Janiak is a physical therapist and workplace injury prevention specialist. He's an on-site service provider for Fit for Work, a leading nationwide company that specializes in increasing industrial employees' well-being and productivity through safety measures and ergonomics. That work, coupled with his natural affinity for engineering, strengthened Janiak's resolve that tough tasks shouldn't take a physical toll on the people performing them. He was inspired to venture beyond the scope of his physical therapy job to create task-specific tools to help workers do their jobs with less physical effort. As strictly a service provider company, Janiak's employer gave him the green light to pursue inventing, making, and selling his tools on his own.

"I didn't start out with an intention to start a business, but companies wanted to pay me for my inventions," Janiak says. "I was just trying to come up with simple, smart, and practical solutions for some of the people I encountered in my physical therapy job." 

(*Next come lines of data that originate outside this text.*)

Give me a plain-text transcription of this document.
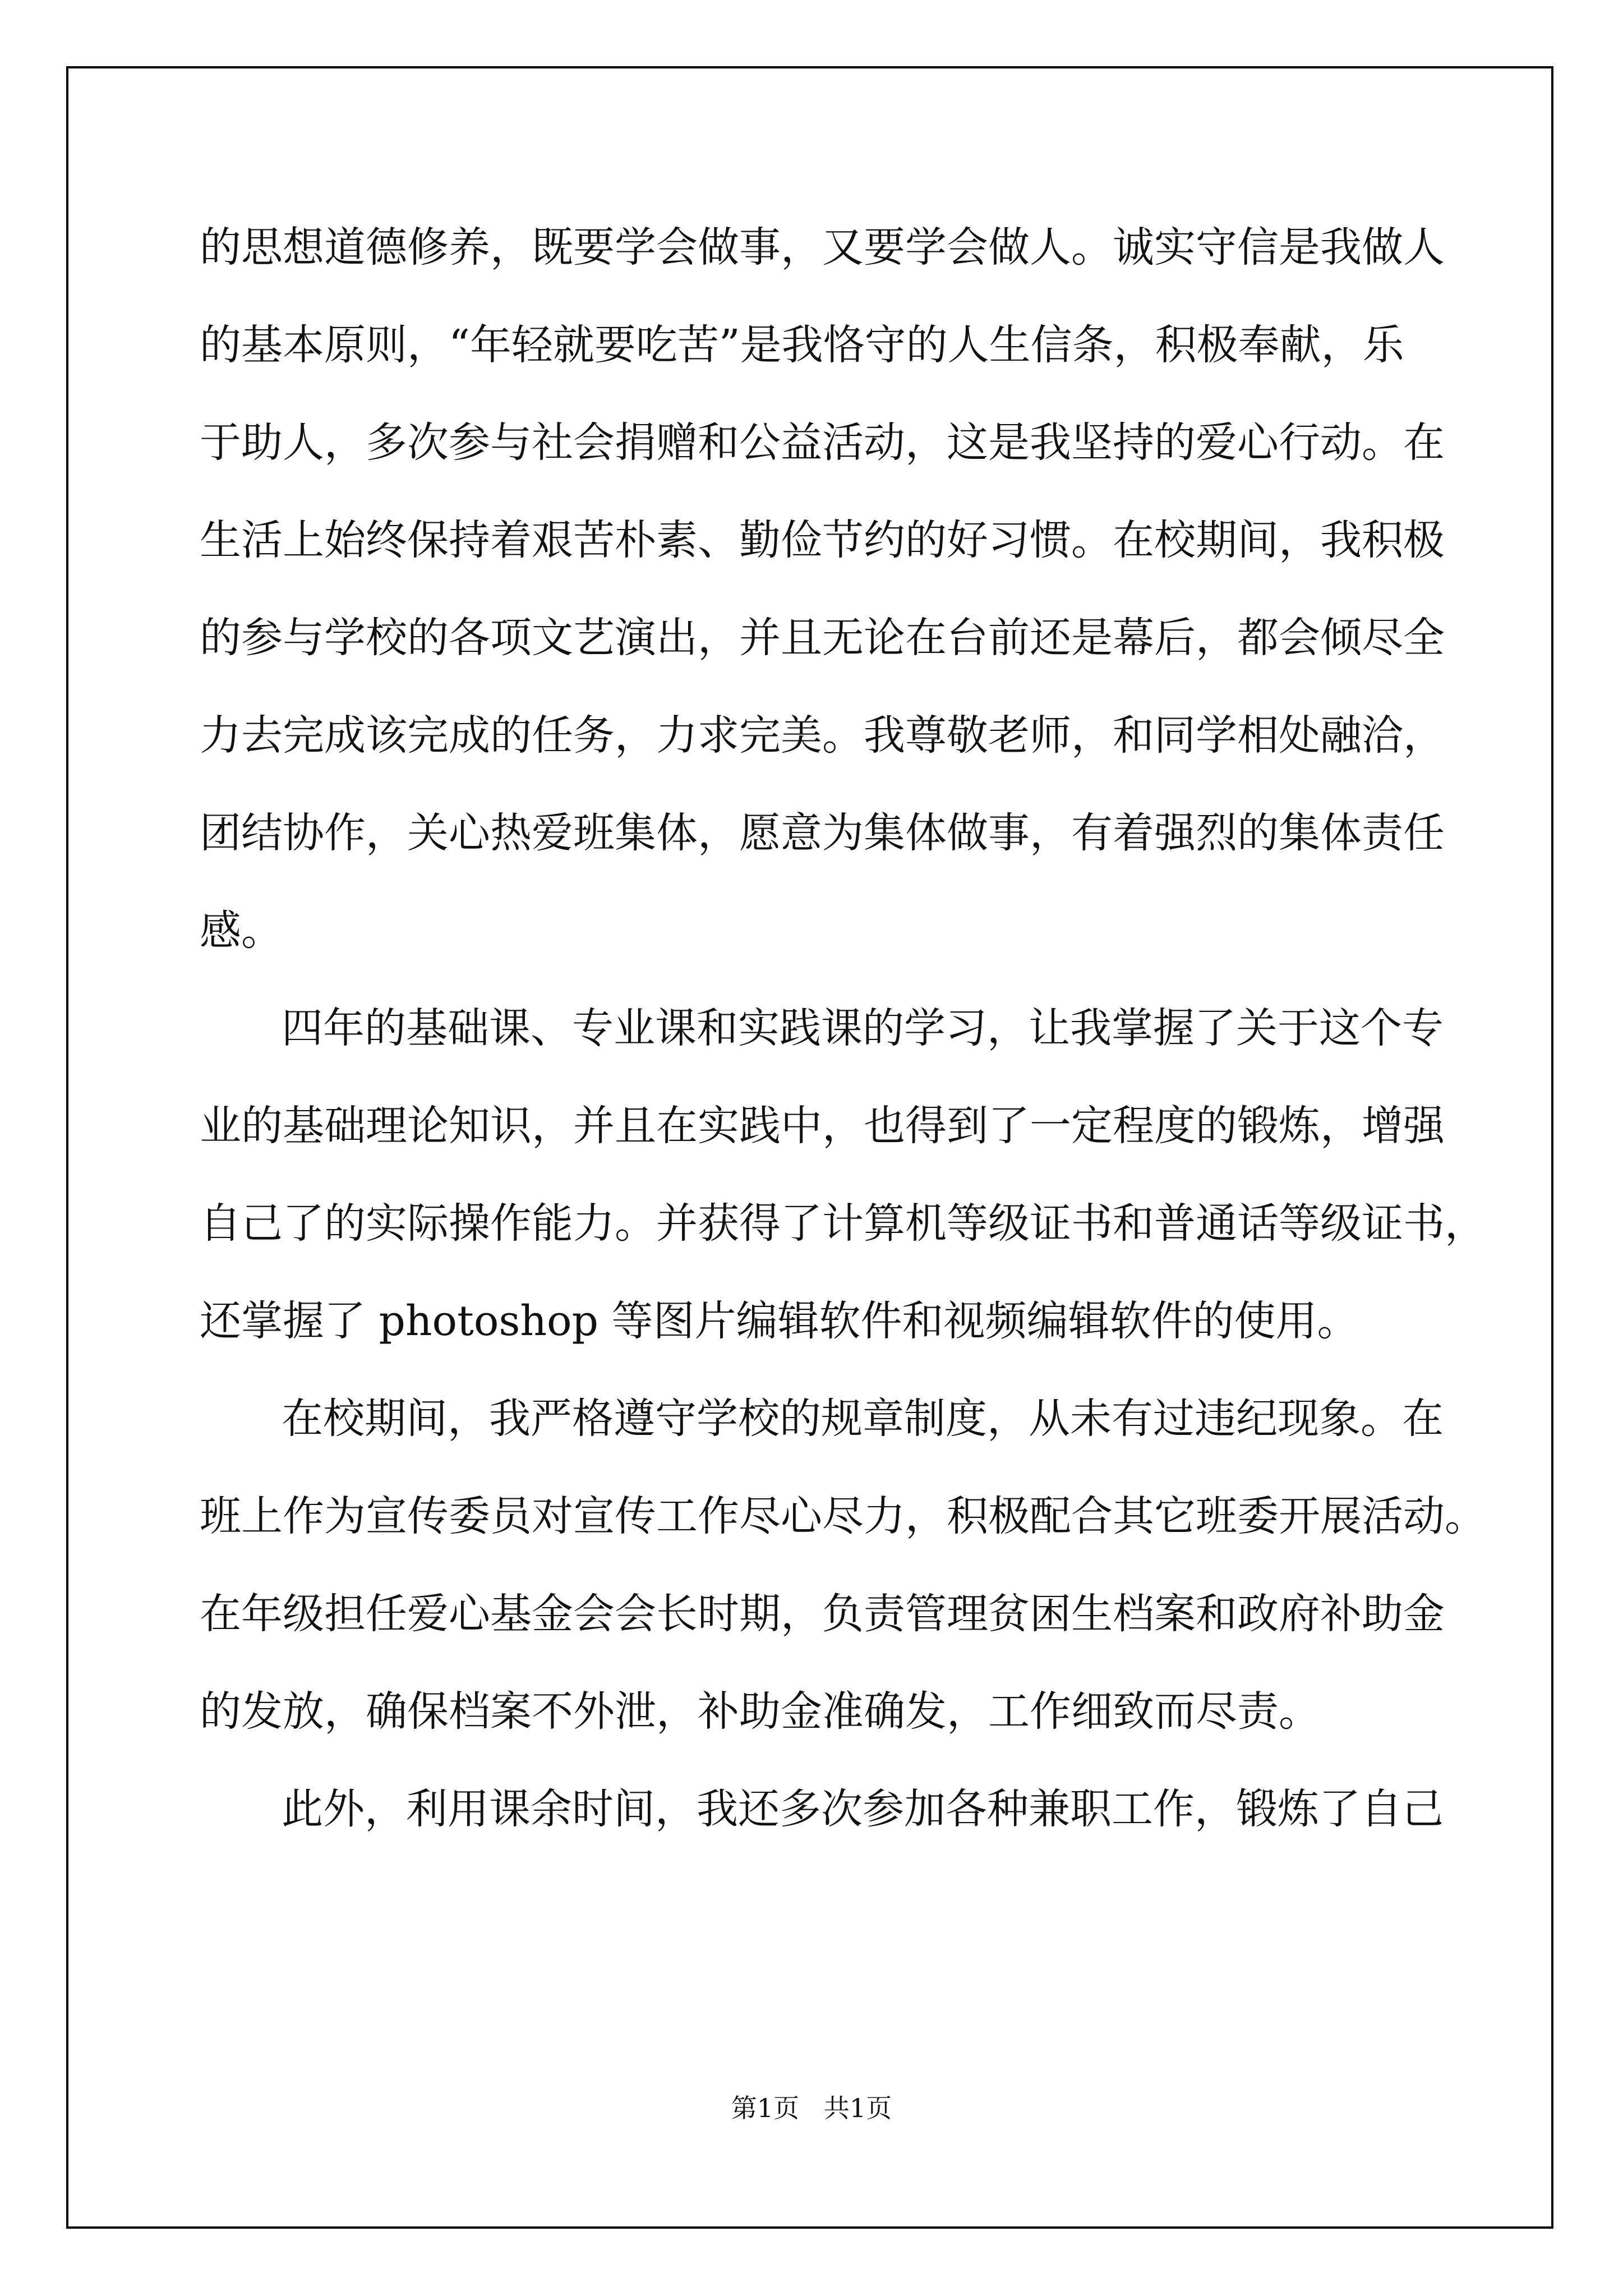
的思想道德修养，既要学会做事，又要学会做人。诚实守信是我做人
的基本原则，“年轻就要吃苦”是我恪守的人生信条，积极奉献，乐
于助人，多次参与社会捐赠和公益活动，这是我坚持的爱心行动。在
生活上始终保持着艰苦朴素、勤俭节约的好习惯。在校期间，我积极
的参与学校的各项文艺演出，并且无论在台前还是幕后，都会倾尽全
力去完成该完成的任务，力求完美。我尊敬老师，和同学相处融洽，
团结协作，关心热爱班集体，愿意为集体做事，有着强烈的集体责任
感。
四年的基础课、专业课和实践课的学习，让我掌握了关于这个专
业的基础理论知识，并且在实践中，也得到了一定程度的锻炼，增强
自己了的实际操作能力。并获得了计算机等级证书和普通话等级证书，
还掌握了 photoshop 等图片编辑软件和视频编辑软件的使用。
在校期间，我严格遵守学校的规章制度，从未有过违纪现象。在
班上作为宣传委员对宣传工作尽心尽力，积极配合其它班委开展活动。
在年级担任爱心基金会会长时期，负责管理贫困生档案和政府补助金
的发放，确保档案不外泄，补助金准确发，工作细致而尽责。
此外，利用课余时间，我还多次参加各种兼职工作，锻炼了自己
第1页   共1页
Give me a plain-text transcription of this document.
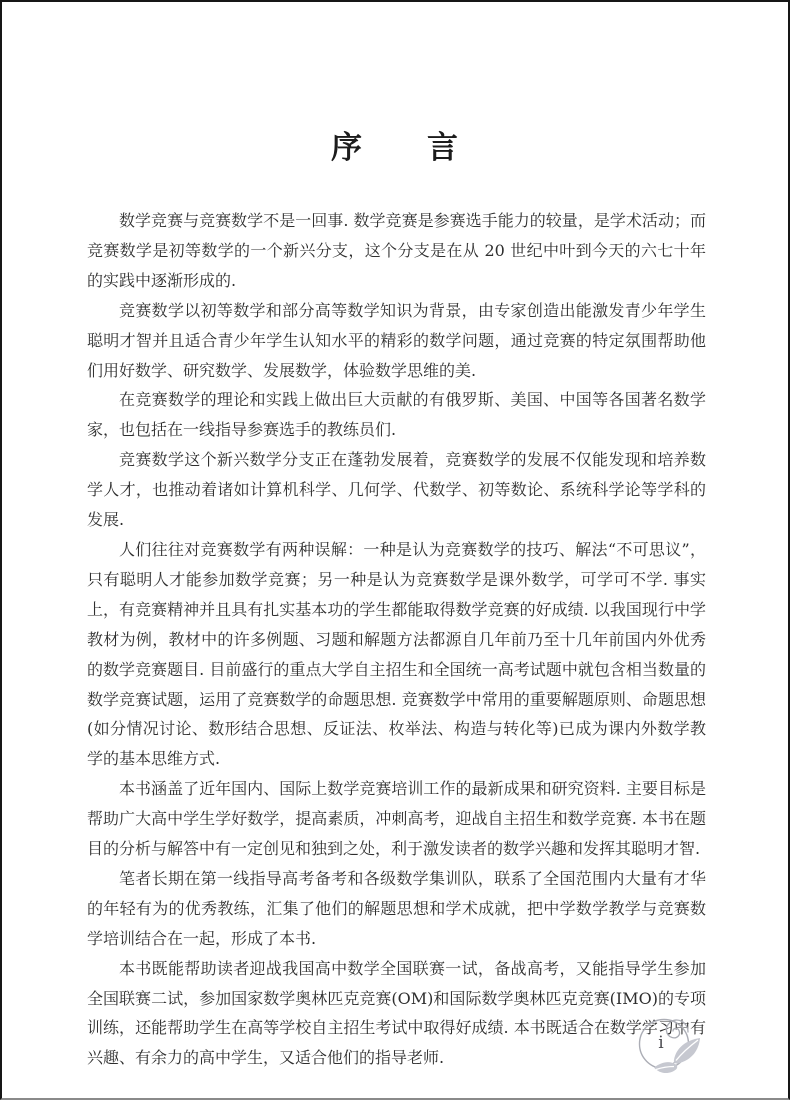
序　　言

数学竞赛与竞赛数学不是一回事. 数学竞赛是参赛选手能力的较量，是学术活动；而竞赛数学是初等数学的一个新兴分支，这个分支是在从 20 世纪中叶到今天的六七十年的实践中逐渐形成的.

竞赛数学以初等数学和部分高等数学知识为背景，由专家创造出能激发青少年学生聪明才智并且适合青少年学生认知水平的精彩的数学问题，通过竞赛的特定氛围帮助他们用好数学、研究数学、发展数学，体验数学思维的美.

在竞赛数学的理论和实践上做出巨大贡献的有俄罗斯、美国、中国等各国著名数学家，也包括在一线指导参赛选手的教练员们.

竞赛数学这个新兴数学分支正在蓬勃发展着，竞赛数学的发展不仅能发现和培养数学人才，也推动着诸如计算机科学、几何学、代数学、初等数论、系统科学论等学科的发展.

人们往往对竞赛数学有两种误解：一种是认为竞赛数学的技巧、解法“不可思议”，只有聪明人才能参加数学竞赛；另一种是认为竞赛数学是课外数学，可学可不学. 事实上，有竞赛精神并且具有扎实基本功的学生都能取得数学竞赛的好成绩. 以我国现行中学教材为例，教材中的许多例题、习题和解题方法都源自几年前乃至十几年前国内外优秀的数学竞赛题目. 目前盛行的重点大学自主招生和全国统一高考试题中就包含相当数量的数学竞赛试题，运用了竞赛数学的命题思想. 竞赛数学中常用的重要解题原则、命题思想(如分情况讨论、数形结合思想、反证法、枚举法、构造与转化等)已成为课内外数学教学的基本思维方式.

本书涵盖了近年国内、国际上数学竞赛培训工作的最新成果和研究资料. 主要目标是帮助广大高中学生学好数学，提高素质，冲刺高考，迎战自主招生和数学竞赛. 本书在题目的分析与解答中有一定创见和独到之处，利于激发读者的数学兴趣和发挥其聪明才智.

笔者长期在第一线指导高考备考和各级数学集训队，联系了全国范围内大量有才华的年轻有为的优秀教练，汇集了他们的解题思想和学术成就，把中学数学教学与竞赛数学培训结合在一起，形成了本书.

本书既能帮助读者迎战我国高中数学全国联赛一试，备战高考，又能指导学生参加全国联赛二试，参加国家数学奥林匹克竞赛(OM)和国际数学奥林匹克竞赛(IMO)的专项训练，还能帮助学生在高等学校自主招生考试中取得好成绩. 本书既适合在数学学习中有兴趣、有余力的高中学生，又适合他们的指导老师.

i
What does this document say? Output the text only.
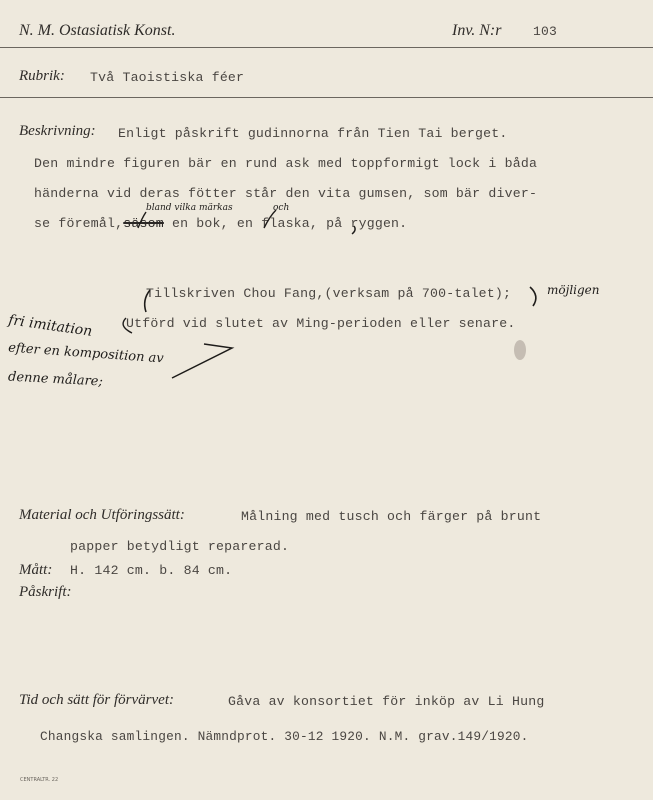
N. M. Ostasiatisk Konst.	Inv. N:r 103
Rubrik: Två Taoistiska féer
Beskrivning: Enligt påskrift gudinnorna från Tien Tai berget.
Den mindre figuren bär en rund ask med toppformigt lock i båda
händerna vid deras fötter står den vita gumsen, som bär diver-
se föremål,säsom en bok, en flaska, på ryggen.
bland vilka märkas	och
Tillskriven Chou Fang,(verksam på 700-talet);	möjligen
Utförd vid slutet av Ming-perioden eller senare.
fri imitation
efter en komposition av
denne målare;
Material och Utföringssätt:	Målning med tusch och färger på brunt
papper betydligt reparerad.
Mått: H. 142 cm. b. 84 cm.
Påskrift:
Tid och sätt för förvärvet:	Gåva av konsortiet för inköp av Li Hung
Changska samlingen. Nämndprot. 30-12 1920. N.M. grav.149/1920.
CENTRALTR. 22
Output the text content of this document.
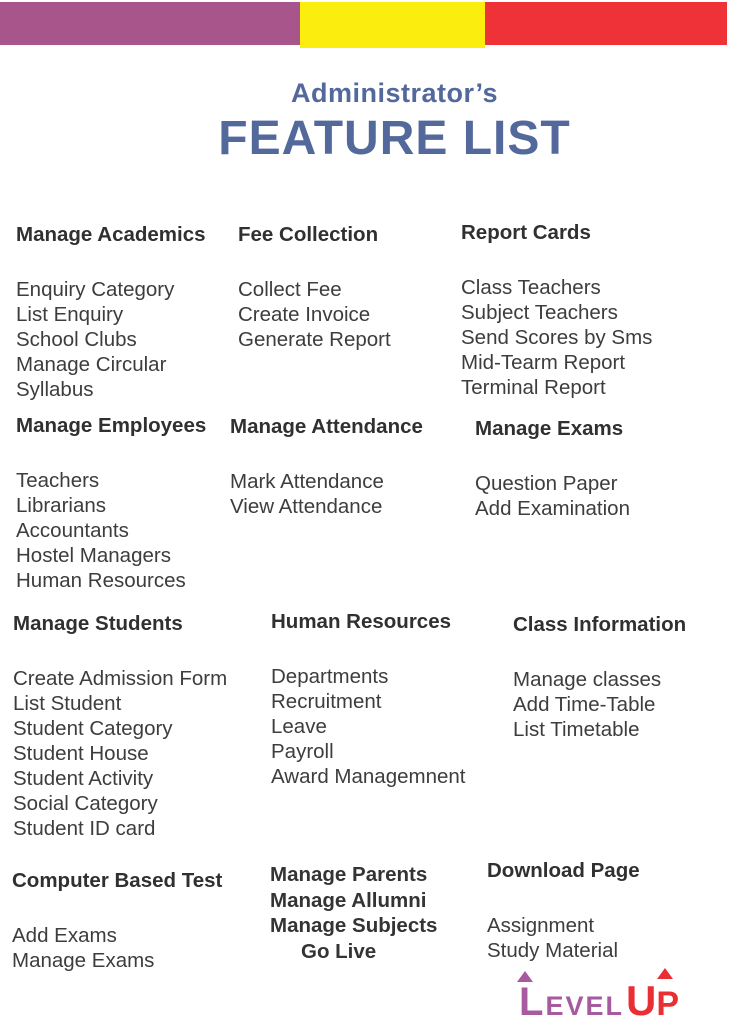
Administrator’s
FEATURE LIST
Manage Academics
Enquiry Category
List Enquiry
School Clubs
Manage Circular
Syllabus
Fee Collection
Collect Fee
Create Invoice
Generate Report
Report Cards
Class Teachers
Subject Teachers
Send Scores by Sms
Mid-Tearm Report
Terminal Report
Manage Employees
Teachers
Librarians
Accountants
Hostel Managers
Human Resources
Manage Attendance
Mark Attendance
View Attendance
Manage Exams
Question Paper
Add Examination
Manage Students
Create Admission Form
List Student
Student Category
Student House
Student Activity
Social Category
Student ID card
Human Resources
Departments
Recruitment
Leave
Payroll
Award Managemnent
Class Information
Manage classes
Add Time-Table
List Timetable
Computer Based Test
Add Exams
Manage Exams
Manage Parents
Manage Allumni
Manage Subjects
Go Live
Download Page
Assignment
Study Material
LEVEL UP
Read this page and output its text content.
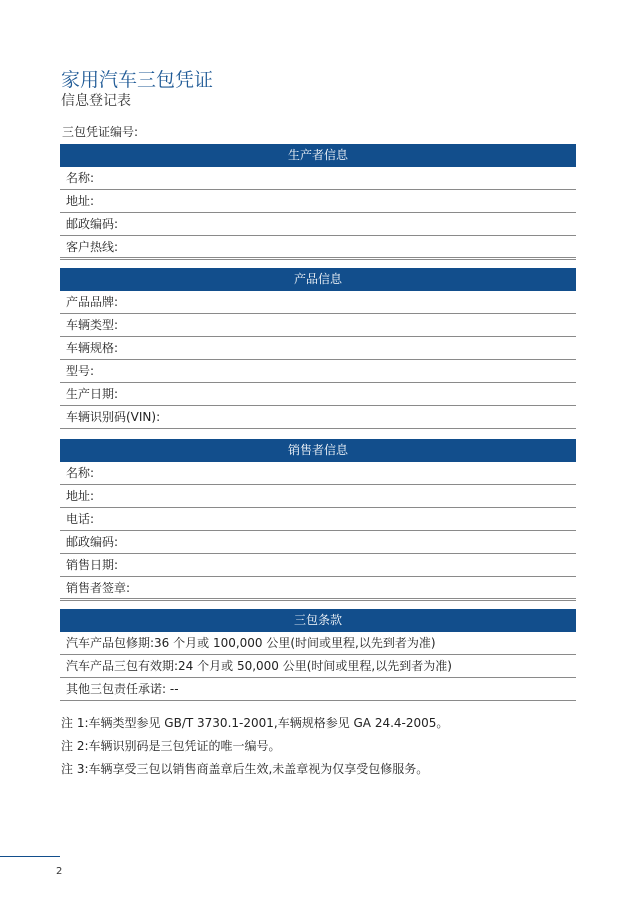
家用汽车三包凭证
信息登记表
三包凭证编号:
生产者信息
名称:
地址:
邮政编码:
客户热线:
产品信息
产品品牌:
车辆类型:
车辆规格:
型号:
生产日期:
车辆识别码(VIN):
销售者信息
名称:
地址:
电话:
邮政编码:
销售日期:
销售者签章:
三包条款
汽车产品包修期:36 个月或 100,000 公里(时间或里程,以先到者为准)
汽车产品三包有效期:24 个月或 50,000 公里(时间或里程,以先到者为准)
其他三包责任承诺: --
注 1:车辆类型参见 GB/T 3730.1-2001,车辆规格参见 GA 24.4-2005。
注 2:车辆识别码是三包凭证的唯一编号。
注 3:车辆享受三包以销售商盖章后生效,未盖章视为仅享受包修服务。
2
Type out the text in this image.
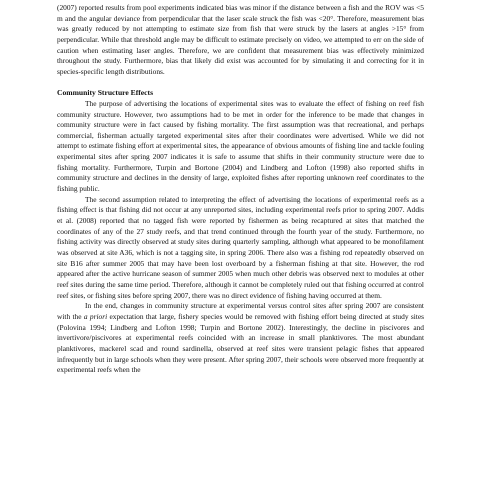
(2007) reported results from pool experiments indicated bias was minor if the distance between a fish and the ROV was <5 m and the angular deviance from perpendicular that the laser scale struck the fish was <20°. Therefore, measurement bias was greatly reduced by not attempting to estimate size from fish that were struck by the lasers at angles >15° from perpendicular. While that threshold angle may be difficult to estimate precisely on video, we attempted to err on the side of caution when estimating laser angles. Therefore, we are confident that measurement bias was effectively minimized throughout the study. Furthermore, bias that likely did exist was accounted for by simulating it and correcting for it in species-specific length distributions.

Community Structure Effects

The purpose of advertising the locations of experimental sites was to evaluate the effect of fishing on reef fish community structure. However, two assumptions had to be met in order for the inference to be made that changes in community structure were in fact caused by fishing mortality. The first assumption was that recreational, and perhaps commercial, fisherman actually targeted experimental sites after their coordinates were advertised. While we did not attempt to estimate fishing effort at experimental sites, the appearance of obvious amounts of fishing line and tackle fouling experimental sites after spring 2007 indicates it is safe to assume that shifts in their community structure were due to fishing mortality. Furthermore, Turpin and Bortone (2004) and Lindberg and Lofton (1998) also reported shifts in community structure and declines in the density of large, exploited fishes after reporting unknown reef coordinates to the fishing public.

The second assumption related to interpreting the effect of advertising the locations of experimental reefs as a fishing effect is that fishing did not occur at any unreported sites, including experimental reefs prior to spring 2007. Addis et al. (2008) reported that no tagged fish were reported by fishermen as being recaptured at sites that matched the coordinates of any of the 27 study reefs, and that trend continued through the fourth year of the study. Furthermore, no fishing activity was directly observed at study sites during quarterly sampling, although what appeared to be monofilament was observed at site A36, which is not a tagging site, in spring 2006. There also was a fishing rod repeatedly observed on site B16 after summer 2005 that may have been lost overboard by a fisherman fishing at that site. However, the rod appeared after the active hurricane season of summer 2005 when much other debris was observed next to modules at other reef sites during the same time period. Therefore, although it cannot be completely ruled out that fishing occurred at control reef sites, or fishing sites before spring 2007, there was no direct evidence of fishing having occurred at them.

In the end, changes in community structure at experimental versus control sites after spring 2007 are consistent with the a priori expectation that large, fishery species would be removed with fishing effort being directed at study sites (Polovina 1994; Lindberg and Lofton 1998; Turpin and Bortone 2002). Interestingly, the decline in piscivores and invertivore/piscivores at experimental reefs coincided with an increase in small planktivores. The most abundant planktivores, mackerel scad and round sardinella, observed at reef sites were transient pelagic fishes that appeared infrequently but in large schools when they were present. After spring 2007, their schools were observed more frequently at experimental reefs when the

Janiak designed his first tool to help a company's workers who were having difficulty with manual track switches in a rail yard. More than 250 pounds of force was needed for the workers to pull the handle that moves the tracks from one position to the other. He says, "I watched the workers perform the task, talked about it with them, and tried it myself. Instead of something costly, like adding machinery to do the task, I came up with a simple prototype tool that gives the switch operators a mechanical advantage." The tool Janiak created for that task is a bar that securely attaches to the existing track switch handle. The added leverage it provides enables almost anyone to pull the switch in either direction easily. Janiak says, "I fully expected that company to assign their maintenance crew to make the tool I showed them. They said their crew didn't have time to do things like that and asked me to make them. That started it all." 

Soon Janiak was inventing other worker-focused innovations for industrial job sites. He says, "I made one tool that's a 20-cent piece of steel with a notch on it. But that one piece of steel has the potential to save my client half a million dollars a year in damaged product." Janiak hopes to consult with the Texas Tech University College of Engineering about testing and certifying his tools and designs. Currently, he has six inventions ready for certification then sale. Several more complex innovations are in development. He says he sees some of these inventions as viable, economical alternatives to costly capital projects that industrial businesses might otherwise face. 

Hustle for hard workers

Janiak's hustle for helping people solve problems with their physically demanding jobs stems from his relationship with his grandfather. He says, "As a child, I spent quite a bit of time with him in his woodshop. He worked in a sugar factory at age 11 to help support the family. He was one of the smartest gentlemen I ever knew, though he grew up as a peasant on a farm in Poland and only had three years of formal education. Opportunity does not equate to intellect or a person's worth. There are people so incredibly skilled at their blue-collar jobs that you have to recognize them as a master of their trade. If I can make their lives easier so they go home and have energy to spend with their families and stay injury-free, then I'm doing something good in the world."

At the heart of the Hub

Four months ago, Janiak came to Hub for workspace, startup advice, and the overall community of entrepreneurship. He says, "I'm an inventor. I need an environment where I can work on my ideas and sketch them out. I know little to nothing about business things like marketing and financing. I'm getting guidance on that here.  And it's such an exciting and incredibly cool concept to be surrounded by all these driven and innovative people. This seemed like an incredible opportunity to be in the right place to get all that."